The research team consisted of Anupam Datta, an associate professor in Carnegie Mellon’s Department of Computer Science, Jeremiah Blocki, a postdoctoral researcher at Microsoft Research, and Joseph Bonneau, a postdoctoral researcher at Stanford University.

Recently, this project has gained the confidence of Yahoo!, a large-scale search engine that boasts around 800 million active users each month across the globe. Yahoo! has such faith in this method that they have agreed to share password statistics from 70 million of their users. This tremendous data set will allow researchers throughout the field of cyber security to analyze real-world information and construct a more accurate picture of passwords in their natural habitat, and the ways by which they might be better protected or constructed.

“This is the first time a major company has released frequency information on user passwords,” said Datta in a university press release. “It’s the kind of information that legitimate researchers can use to assess the impact of a security breach and to make informed decisions about password defenses. This is extremely valuable, so we hope other organizations will follow Yahoo’s lead.”

The algorithm works, essentially, by “distorting numbers in the data set so the list is ‘differentially private,’” according to the university press release.

Differential privacy is a cryptographic term which essentially means that the accuracy of queries, or searches, in databases are maximized, but the chances of identifying the records from said database are minimized. In terms of the Yahoo! data set, this means that when using the information, there will be a high degree of accuracy, but finding out whether or not a specific user is included in a certain group of data will be nearly impossible.
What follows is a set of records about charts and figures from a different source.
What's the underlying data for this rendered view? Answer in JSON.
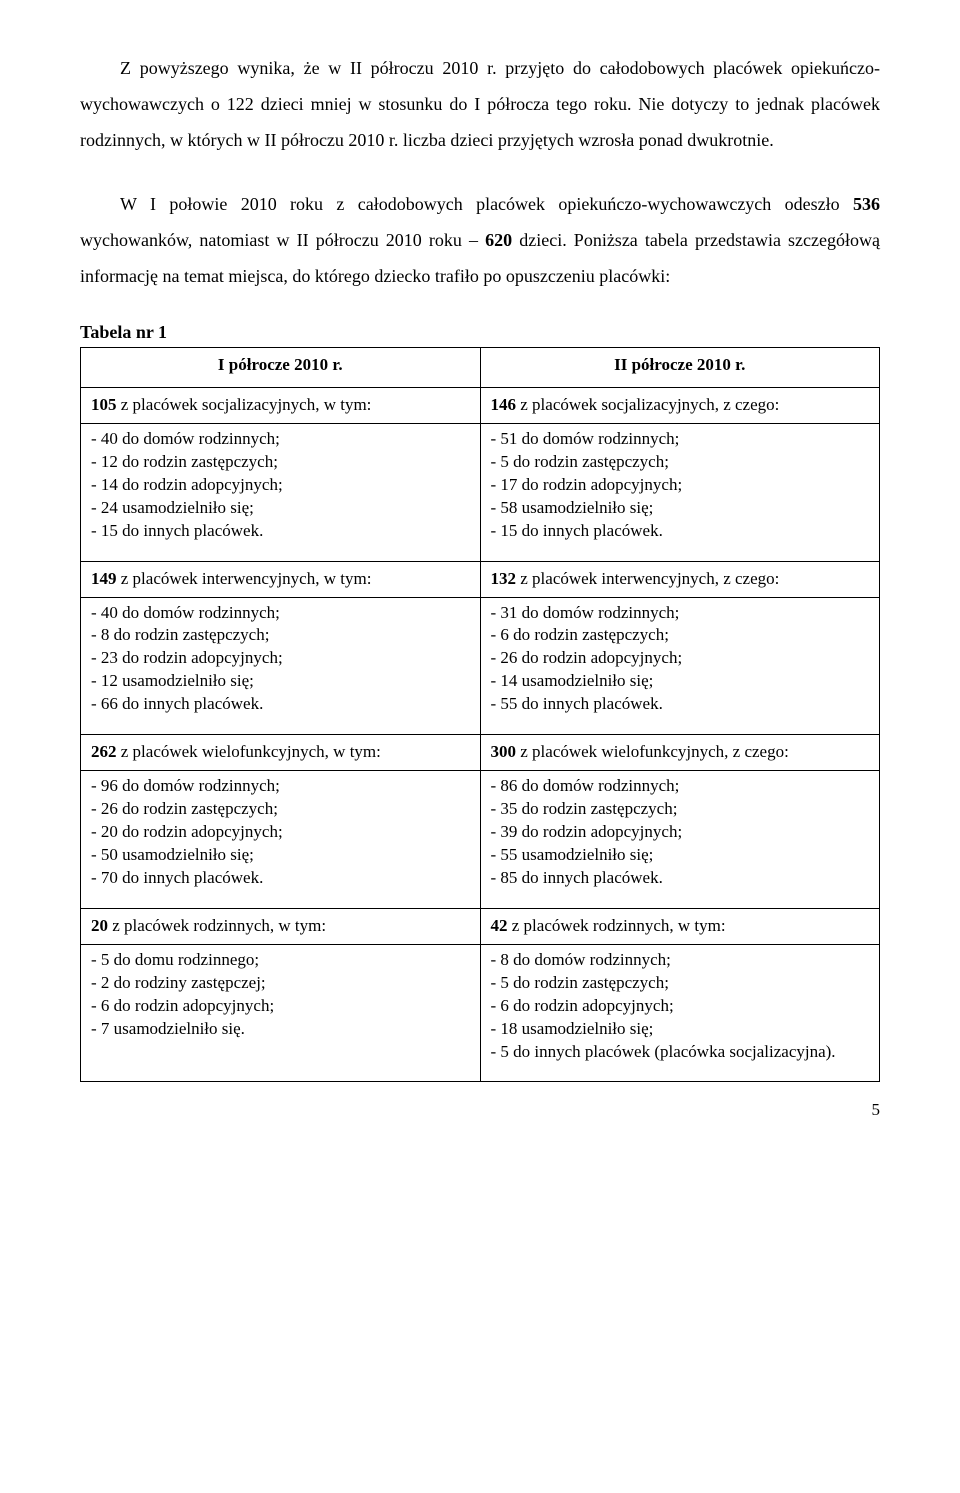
{
  "paragraphs": {
    "p1": "Z powyższego wynika, że w II półroczu 2010 r. przyjęto do całodobowych placówek opiekuńczo-wychowawczych o 122 dzieci mniej w stosunku do I półrocza tego roku. Nie dotyczy to jednak placówek rodzinnych, w których w II półroczu 2010 r. liczba dzieci przyjętych wzrosła ponad dwukrotnie.",
    "p2_a": "W I połowie 2010 roku z całodobowych placówek opiekuńczo-wychowawczych odeszło ",
    "p2_b": "536",
    "p2_c": " wychowanków, natomiast w II półroczu 2010 roku – ",
    "p2_d": "620",
    "p2_e": " dzieci. Poniższa tabela przedstawia szczegółową informację na temat miejsca, do którego dziecko trafiło po opuszczeniu placówki:"
  },
  "table_label": "Tabela nr 1",
  "headers": {
    "col1": "I półrocze 2010 r.",
    "col2": "II półrocze 2010 r."
  },
  "sections": [
    {
      "left_title_b": "105",
      "left_title_t": " z placówek socjalizacyjnych, w tym:",
      "right_title_b": "146",
      "right_title_t": " z placówek socjalizacyjnych, z czego:",
      "left_items": [
        "- 40 do domów rodzinnych;",
        "- 12 do rodzin zastępczych;",
        "- 14 do rodzin adopcyjnych;",
        "- 24 usamodzielniło się;",
        "- 15 do innych placówek."
      ],
      "right_items": [
        "- 51 do domów rodzinnych;",
        "- 5 do rodzin zastępczych;",
        "- 17 do rodzin adopcyjnych;",
        "- 58 usamodzielniło się;",
        "- 15 do innych placówek."
      ]
    },
    {
      "left_title_b": "149",
      "left_title_t": " z placówek interwencyjnych, w tym:",
      "right_title_b": "132",
      "right_title_t": " z placówek interwencyjnych, z czego:",
      "left_items": [
        "- 40 do domów rodzinnych;",
        "- 8 do rodzin zastępczych;",
        "- 23 do rodzin adopcyjnych;",
        "- 12 usamodzielniło się;",
        "- 66 do innych placówek."
      ],
      "right_items": [
        "- 31 do domów rodzinnych;",
        "- 6 do rodzin zastępczych;",
        "- 26 do rodzin adopcyjnych;",
        "- 14 usamodzielniło się;",
        "- 55 do innych placówek."
      ]
    },
    {
      "left_title_b": "262",
      "left_title_t": " z placówek wielofunkcyjnych, w tym:",
      "right_title_b": "300",
      "right_title_t": " z placówek wielofunkcyjnych, z czego:",
      "left_items": [
        "- 96 do domów rodzinnych;",
        "- 26 do rodzin zastępczych;",
        "- 20 do rodzin adopcyjnych;",
        "- 50 usamodzielniło się;",
        "- 70 do innych placówek."
      ],
      "right_items": [
        "- 86 do domów rodzinnych;",
        "- 35 do rodzin zastępczych;",
        "- 39 do rodzin adopcyjnych;",
        "- 55 usamodzielniło się;",
        "- 85 do innych placówek."
      ]
    },
    {
      "left_title_b": "20",
      "left_title_t": " z placówek rodzinnych, w tym:",
      "right_title_b": " 42",
      "right_title_t": " z placówek rodzinnych, w tym:",
      "left_items": [
        "- 5 do domu rodzinnego;",
        "- 2 do rodziny zastępczej;",
        "- 6 do rodzin adopcyjnych;",
        "- 7 usamodzielniło się."
      ],
      "right_items": [
        "- 8 do domów rodzinnych;",
        "- 5 do rodzin zastępczych;",
        "- 6 do rodzin adopcyjnych;",
        "- 18 usamodzielniło się;",
        "- 5 do innych placówek (placówka socjalizacyjna)."
      ]
    }
  ],
  "page_number": "5"
}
The research encrypts the Yahoo! data set by distorting the numbers in this way, such that no individual user is truly at risk. Another safeguard within this data set is that the data isn’t necessarily actual passwords, but frequency lists, which count the number of times a specific password was created by a certain group of users.

“I have already started the Yahoo! data to model and analyze a rational offline password attacker using game theory,” wrote Blocki in an email interview with The Tartan.
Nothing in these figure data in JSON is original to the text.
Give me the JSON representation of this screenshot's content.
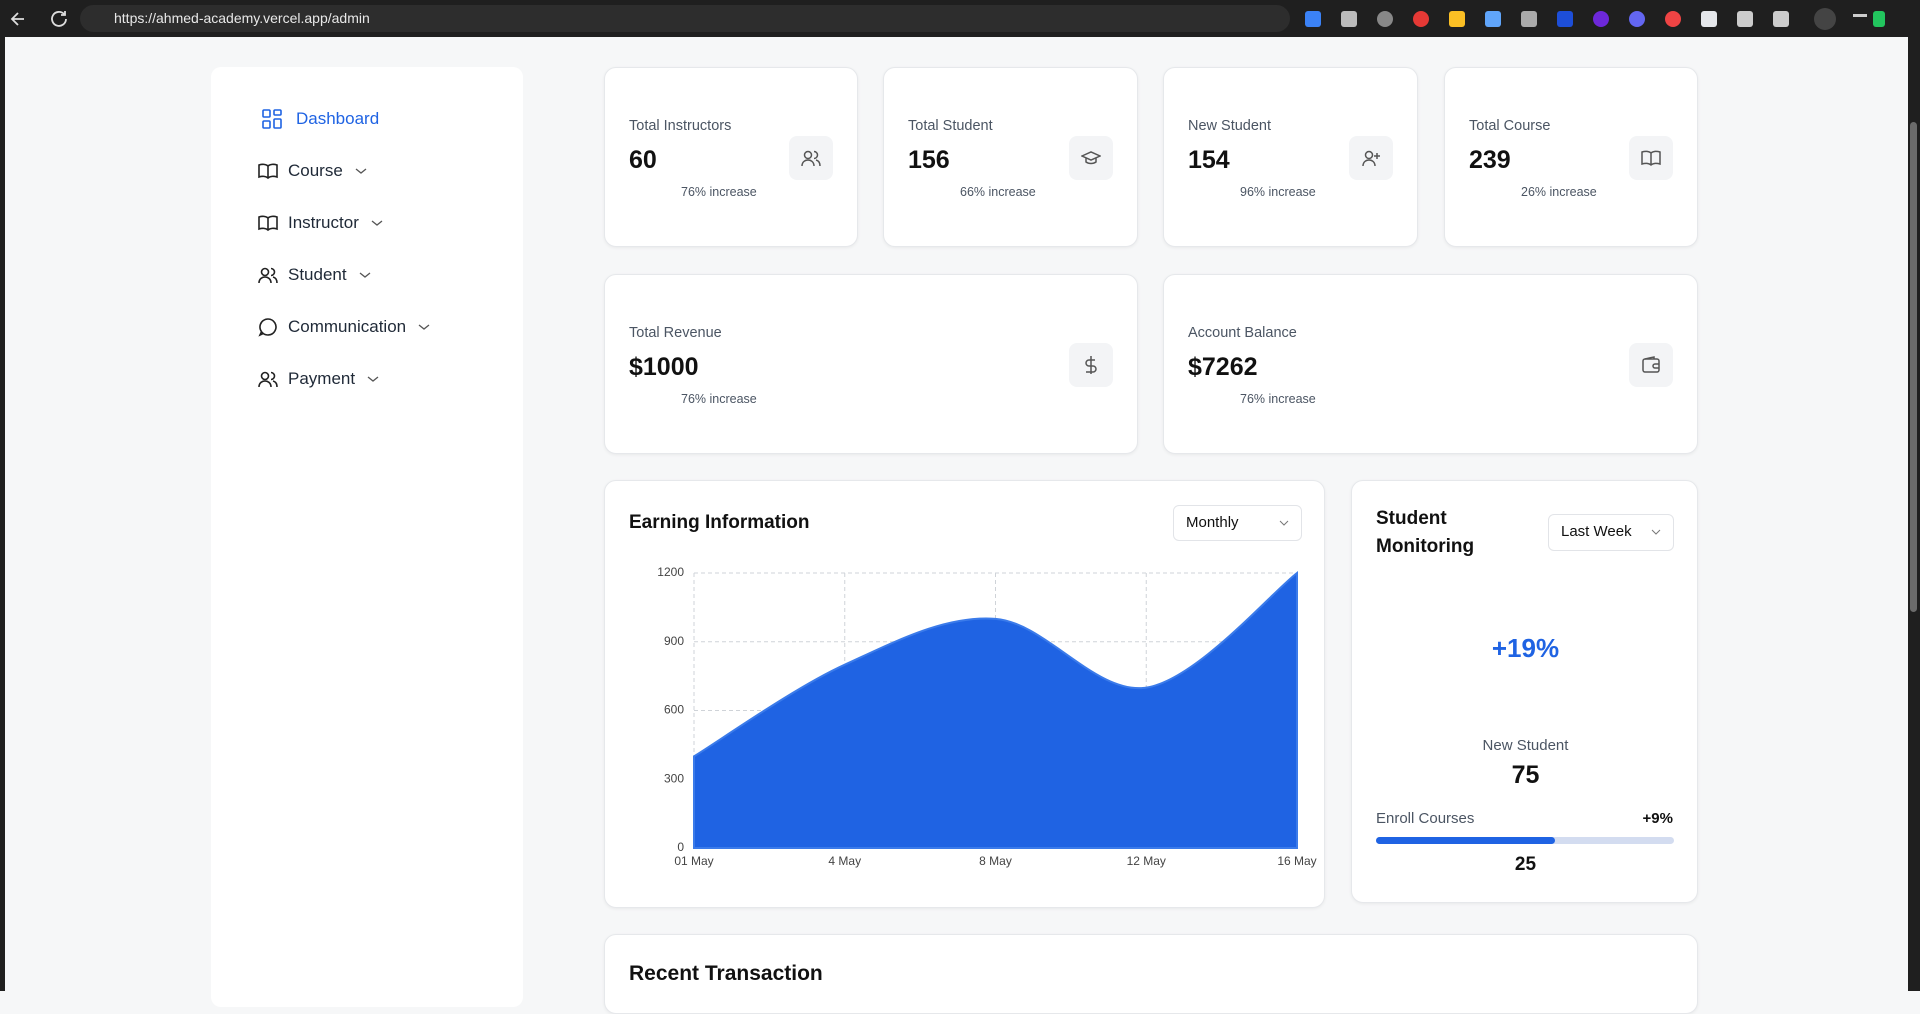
{
  "browser": {
    "url": "https://ahmed-academy.vercel.app/admin"
  },
  "sidebar": {
    "items": [
      "Dashboard",
      "Course",
      "Instructor",
      "Student",
      "Communication",
      "Payment"
    ]
  },
  "stats": [
    {
      "label": "Total Instructors",
      "value": "60",
      "note": "76% increase"
    },
    {
      "label": "Total Student",
      "value": "156",
      "note": "66% increase"
    },
    {
      "label": "New Student",
      "value": "154",
      "note": "96% increase"
    },
    {
      "label": "Total Course",
      "value": "239",
      "note": "26% increase"
    },
    {
      "label": "Total Revenue",
      "value": "$1000",
      "note": "76% increase"
    },
    {
      "label": "Account Balance",
      "value": "$7262",
      "note": "76% increase"
    }
  ],
  "earning_filter": "Monthly",
  "chart_data": {
    "type": "area",
    "title": "Earning Information",
    "categories": [
      "01 May",
      "4 May",
      "8 May",
      "12 May",
      "16 May"
    ],
    "values": [
      400,
      800,
      1000,
      700,
      1200
    ],
    "color": "#1f63e3",
    "ylim": [
      0,
      1200
    ],
    "yticks": [
      0,
      300,
      600,
      900,
      1200
    ],
    "grid": true
  },
  "monitoring": {
    "title": "Student Monitoring",
    "filter": "Last Week",
    "change": "+19%",
    "new_label": "New Student",
    "new_value": "75",
    "enroll_label": "Enroll Courses",
    "enroll_change": "+9%",
    "enroll_value": "25"
  },
  "transactions": {
    "title": "Recent Transaction"
  }
}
There are many types of password-cracking programs out there, and by running real data through constructed examples of these programs, researchers can really determine how to better protect actual users. With access to a data sample this large, there are tremendous opportunities for relevant experiments that can be extrapolated into the real world.

Blocki notes that he is “excited to see what other security researchers are able to [do] with the frequency data now that it is available publicly,” and, given the new avenues this secure sharing method open up, there are a variety of possibilities.